Abstract :
[en] Liver transplantation is the best treatment for end-stage liver failure and primary liver cancer, but approximately one third of the recipients will develop ischemic cholangiopathy (IC). This biliary complication raises morbidity, mortality, and healthcare costs. Preservation injury is the main cause of IC. Indeed, 87% of livers exhibits biliary epithelial damage at the end of cold preservation. The limited understanding of cholangiocyte preservation injury is a significant barrier to preventing and treating IC. To address this gap, we will use cholangiocyte organoids, which replicate the architecture and function of biliary tissue, and can be cultured retaining disease-specific characteristics. Our research aims to establish cholangiocyte organoids as preclinical model to investigate the pathophysiology of cholangiocyte injury during liver preservation and transplantation. The specific aims are: 1. Generate and characterize porcine and human cholangiocyte organoids. A comparison between DBD and DCD will be established. Cholangiocytes will be cultured in a matrigel solution and expand organoid lines for 3 passages.
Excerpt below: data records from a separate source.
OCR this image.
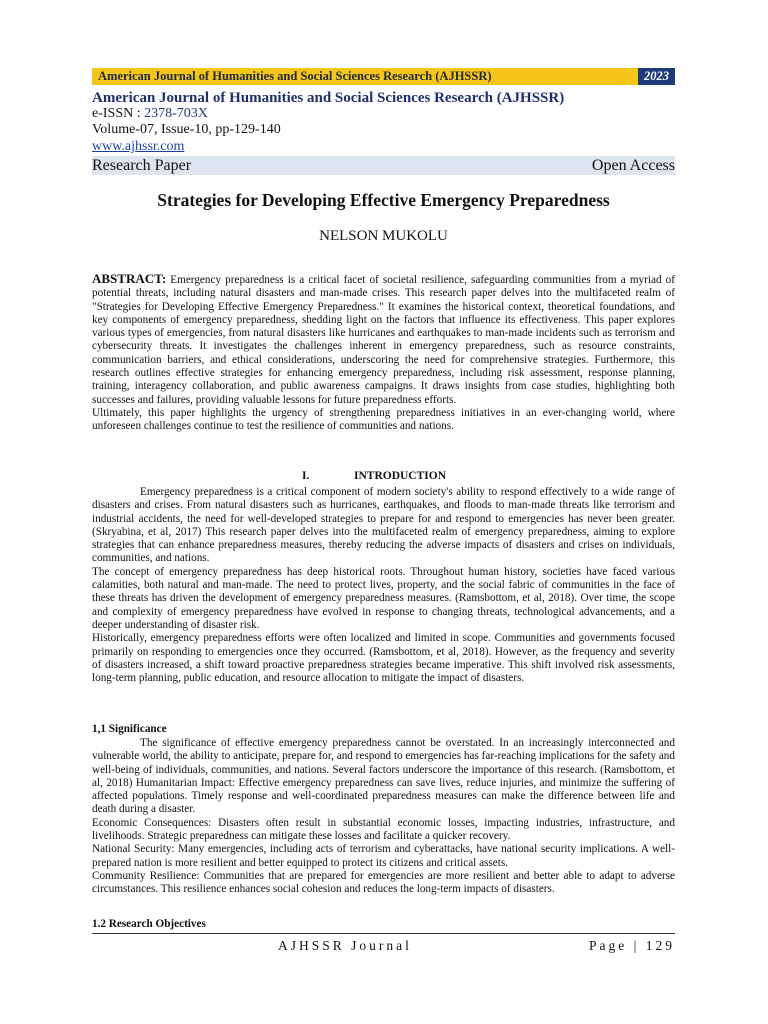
American Journal of Humanities and Social Sciences Research (AJHSSR)	2023
American Journal of Humanities and Social Sciences Research (AJHSSR)
e-ISSN : 2378-703X
Volume-07, Issue-10, pp-129-140
www.ajhssr.com
Research Paper	Open Access
Strategies for Developing Effective Emergency Preparedness
NELSON MUKOLU

ABSTRACT: Emergency preparedness is a critical facet of societal resilience, safeguarding communities from a myriad of potential threats, including natural disasters and man-made crises. This research paper delves into the multifaceted realm of "Strategies for Developing Effective Emergency Preparedness." It examines the historical context, theoretical foundations, and key components of emergency preparedness, shedding light on the factors that influence its effectiveness. This paper explores various types of emergencies, from natural disasters like hurricanes and earthquakes to man-made incidents such as terrorism and cybersecurity threats. It investigates the challenges inherent in emergency preparedness, such as resource constraints, communication barriers, and ethical considerations, underscoring the need for comprehensive strategies. Furthermore, this research outlines effective strategies for enhancing emergency preparedness, including risk assessment, response planning, training, interagency collaboration, and public awareness campaigns. It draws insights from case studies, highlighting both successes and failures, providing valuable lessons for future preparedness efforts.

Ultimately, this paper highlights the urgency of strengthening preparedness initiatives in an ever-changing world, where unforeseen challenges continue to test the resilience of communities and nations.

I.	INTRODUCTION

Emergency preparedness is a critical component of modern society's ability to respond effectively to a wide range of disasters and crises. From natural disasters such as hurricanes, earthquakes, and floods to man-made threats like terrorism and industrial accidents, the need for well-developed strategies to prepare for and respond to emergencies has never been greater. (Skryabina, et al, 2017) This research paper delves into the multifaceted realm of emergency preparedness, aiming to explore strategies that can enhance preparedness measures, thereby reducing the adverse impacts of disasters and crises on individuals, communities, and nations.

The concept of emergency preparedness has deep historical roots. Throughout human history, societies have faced various calamities, both natural and man-made. The need to protect lives, property, and the social fabric of communities in the face of these threats has driven the development of emergency preparedness measures. (Ramsbottom, et al, 2018). Over time, the scope and complexity of emergency preparedness have evolved in response to changing threats, technological advancements, and a deeper understanding of disaster risk.

Historically, emergency preparedness efforts were often localized and limited in scope. Communities and governments focused primarily on responding to emergencies once they occurred. (Ramsbottom, et al, 2018). However, as the frequency and severity of disasters increased, a shift toward proactive preparedness strategies became imperative. This shift involved risk assessments, long-term planning, public education, and resource allocation to mitigate the impact of disasters.

1,1 Significance

The significance of effective emergency preparedness cannot be overstated. In an increasingly interconnected and vulnerable world, the ability to anticipate, prepare for, and respond to emergencies has far-reaching implications for the safety and well-being of individuals, communities, and nations. Several factors underscore the importance of this research. (Ramsbottom, et al, 2018) Humanitarian Impact: Effective emergency preparedness can save lives, reduce injuries, and minimize the suffering of affected populations. Timely response and well-coordinated preparedness measures can make the difference between life and death during a disaster.

Economic Consequences: Disasters often result in substantial economic losses, impacting industries, infrastructure, and livelihoods. Strategic preparedness can mitigate these losses and facilitate a quicker recovery.

National Security: Many emergencies, including acts of terrorism and cyberattacks, have national security implications. A well-prepared nation is more resilient and better equipped to protect its citizens and critical assets.

Community Resilience: Communities that are prepared for emergencies are more resilient and better able to adapt to adverse circumstances. This resilience enhances social cohesion and reduces the long-term impacts of disasters.

1.2 Research Objectives
AJHSSR Journal	Page | 129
Organoids will be characterized by, IF, qRT-PCR, transcriptomic, and by lipidomic to identify cholangiocyte markers expression and function. 2. Unravel the
pathophysiology of cholangiocyte injury. Porcine livers will undergo 30 or 60min of anoxia and subsequent 12h reperfusion, mimicking preservation injury. Gallbladder samples at baseline, after anoxia, and 0, 1, 6, and 12h of reperfusion will be used to generate organoids and to compare proliferation capacity, and transcriptome for a comprehensive fingerprint. The long-term goal is to identify actionable targets in the pathophysiology of
cholangiocyte preservation injury, leading to effectively preventing or treating IC.